Der Ortsrat Klein Berkel tagte am 30. April erstmalig in den Räumen der Grundschule. Hier war damit erstmals auch Personen mit Bewegungseinschränkungen die Möglichkeit zur Teilnahme gegeben.
Wie ein roter Faden zog sich der Bedarf an Informationen aus der Stadtverwaltung durch fast die ganze Tagung. Dies begann schon in der Bürgerfragestunde, wo nach der Umsetzung des Baus des Feuerwehrhauses wie auch der Abwicklung von Schäden aus dem Glasfaserausbau gefragt wurde. Definitive Antworten aber fehlten.
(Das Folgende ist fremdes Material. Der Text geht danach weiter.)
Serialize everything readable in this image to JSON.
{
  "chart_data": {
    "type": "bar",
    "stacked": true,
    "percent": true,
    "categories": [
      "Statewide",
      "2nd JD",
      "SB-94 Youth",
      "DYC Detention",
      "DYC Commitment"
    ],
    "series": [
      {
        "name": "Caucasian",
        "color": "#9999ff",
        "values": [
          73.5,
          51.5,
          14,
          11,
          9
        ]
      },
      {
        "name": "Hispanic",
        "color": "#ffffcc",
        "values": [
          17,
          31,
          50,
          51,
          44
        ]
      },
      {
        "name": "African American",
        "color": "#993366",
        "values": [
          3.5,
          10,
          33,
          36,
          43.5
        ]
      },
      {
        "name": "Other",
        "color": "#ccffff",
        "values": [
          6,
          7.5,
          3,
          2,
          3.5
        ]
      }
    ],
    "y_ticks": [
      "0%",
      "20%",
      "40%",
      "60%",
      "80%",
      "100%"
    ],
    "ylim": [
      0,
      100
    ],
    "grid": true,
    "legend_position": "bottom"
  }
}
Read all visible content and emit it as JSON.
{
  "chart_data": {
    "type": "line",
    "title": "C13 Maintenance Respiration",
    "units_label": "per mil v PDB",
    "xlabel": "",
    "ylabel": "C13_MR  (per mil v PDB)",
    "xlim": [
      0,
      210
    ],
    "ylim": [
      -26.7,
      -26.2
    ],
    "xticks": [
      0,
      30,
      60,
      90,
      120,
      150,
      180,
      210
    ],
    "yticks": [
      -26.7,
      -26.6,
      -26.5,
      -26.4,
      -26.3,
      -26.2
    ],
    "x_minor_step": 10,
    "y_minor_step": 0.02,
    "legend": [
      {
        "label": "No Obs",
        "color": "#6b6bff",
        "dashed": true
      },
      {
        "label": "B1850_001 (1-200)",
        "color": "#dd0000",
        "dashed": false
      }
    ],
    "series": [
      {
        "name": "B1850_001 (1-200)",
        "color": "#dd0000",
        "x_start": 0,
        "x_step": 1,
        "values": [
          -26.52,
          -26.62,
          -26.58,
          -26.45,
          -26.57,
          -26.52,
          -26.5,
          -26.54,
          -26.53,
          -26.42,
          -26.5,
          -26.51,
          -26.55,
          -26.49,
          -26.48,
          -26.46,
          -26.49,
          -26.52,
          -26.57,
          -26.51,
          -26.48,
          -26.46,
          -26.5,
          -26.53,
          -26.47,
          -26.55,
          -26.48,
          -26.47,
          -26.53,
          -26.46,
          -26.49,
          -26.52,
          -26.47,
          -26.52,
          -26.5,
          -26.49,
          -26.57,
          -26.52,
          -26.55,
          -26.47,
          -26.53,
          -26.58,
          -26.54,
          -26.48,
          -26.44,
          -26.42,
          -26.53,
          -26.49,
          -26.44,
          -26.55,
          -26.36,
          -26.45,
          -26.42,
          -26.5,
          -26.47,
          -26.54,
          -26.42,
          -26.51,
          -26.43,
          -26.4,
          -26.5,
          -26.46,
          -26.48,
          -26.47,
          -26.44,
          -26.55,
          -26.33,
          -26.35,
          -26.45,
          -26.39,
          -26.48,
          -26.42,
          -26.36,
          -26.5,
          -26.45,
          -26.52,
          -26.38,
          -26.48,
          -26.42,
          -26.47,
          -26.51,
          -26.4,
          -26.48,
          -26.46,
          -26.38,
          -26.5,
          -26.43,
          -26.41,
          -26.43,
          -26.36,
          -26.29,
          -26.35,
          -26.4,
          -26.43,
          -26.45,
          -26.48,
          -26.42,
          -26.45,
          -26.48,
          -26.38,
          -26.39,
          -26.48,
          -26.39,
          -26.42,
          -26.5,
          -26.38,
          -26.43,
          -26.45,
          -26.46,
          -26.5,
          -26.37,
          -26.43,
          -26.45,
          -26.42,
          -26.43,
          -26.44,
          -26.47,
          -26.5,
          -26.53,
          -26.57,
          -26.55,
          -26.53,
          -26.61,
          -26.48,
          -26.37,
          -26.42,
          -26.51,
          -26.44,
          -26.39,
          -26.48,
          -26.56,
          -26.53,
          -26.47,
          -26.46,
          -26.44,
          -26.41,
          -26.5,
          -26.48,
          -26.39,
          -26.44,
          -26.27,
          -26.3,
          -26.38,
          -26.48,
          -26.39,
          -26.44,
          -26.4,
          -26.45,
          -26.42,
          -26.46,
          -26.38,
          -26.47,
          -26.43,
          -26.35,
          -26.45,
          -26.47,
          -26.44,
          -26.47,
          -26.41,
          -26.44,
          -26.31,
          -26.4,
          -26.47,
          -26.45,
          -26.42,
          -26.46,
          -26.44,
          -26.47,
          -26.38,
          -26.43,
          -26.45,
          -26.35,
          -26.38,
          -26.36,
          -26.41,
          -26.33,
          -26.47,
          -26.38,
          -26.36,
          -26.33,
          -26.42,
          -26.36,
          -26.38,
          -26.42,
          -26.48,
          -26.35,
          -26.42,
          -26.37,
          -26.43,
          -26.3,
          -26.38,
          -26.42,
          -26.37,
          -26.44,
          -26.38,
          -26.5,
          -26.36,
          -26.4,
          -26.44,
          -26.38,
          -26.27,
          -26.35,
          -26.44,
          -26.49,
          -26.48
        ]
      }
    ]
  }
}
Schriftliche Informationen aus der Verwaltung zum beschlossenen und bewilligten Bau des Streetball-Platzes am Jugendheim wie auch zum Sachstand der Vorbereitung für den Ganztag an der Grundschule Klein Berkel wurden aus allen Fraktionen einhellig als nicht hilfreich und unzureichend benannt.
Ortsratsmitglieder, die zugleich Eltern von Kindern sind, die jetzt in Klasse eins eingeschult werden, berichteten anschaulich davon, dass aktuell den Eltern keine gesicherten Grundlagen für die organisatorische wie auch inhaltliche Abwicklung des „offenen Ganztags“ vorlägen. Die schriftliche Vorlage aus der Schulabteilung der Verwaltung konnte die vom Ortsbürgermeister Petersilie zu diesem Tagesordnungspunkt angeforderte Verwaltungskraft nicht ersetzen. Zurück blieb deutliche Kritik aus allen Fraktionen an der Haltung der Verwaltung, Anfragen zur personellen Präsenz aus der Verwaltung bei Ortsratssitzungen mit schriftlichen Kurzstatements ab zu tun.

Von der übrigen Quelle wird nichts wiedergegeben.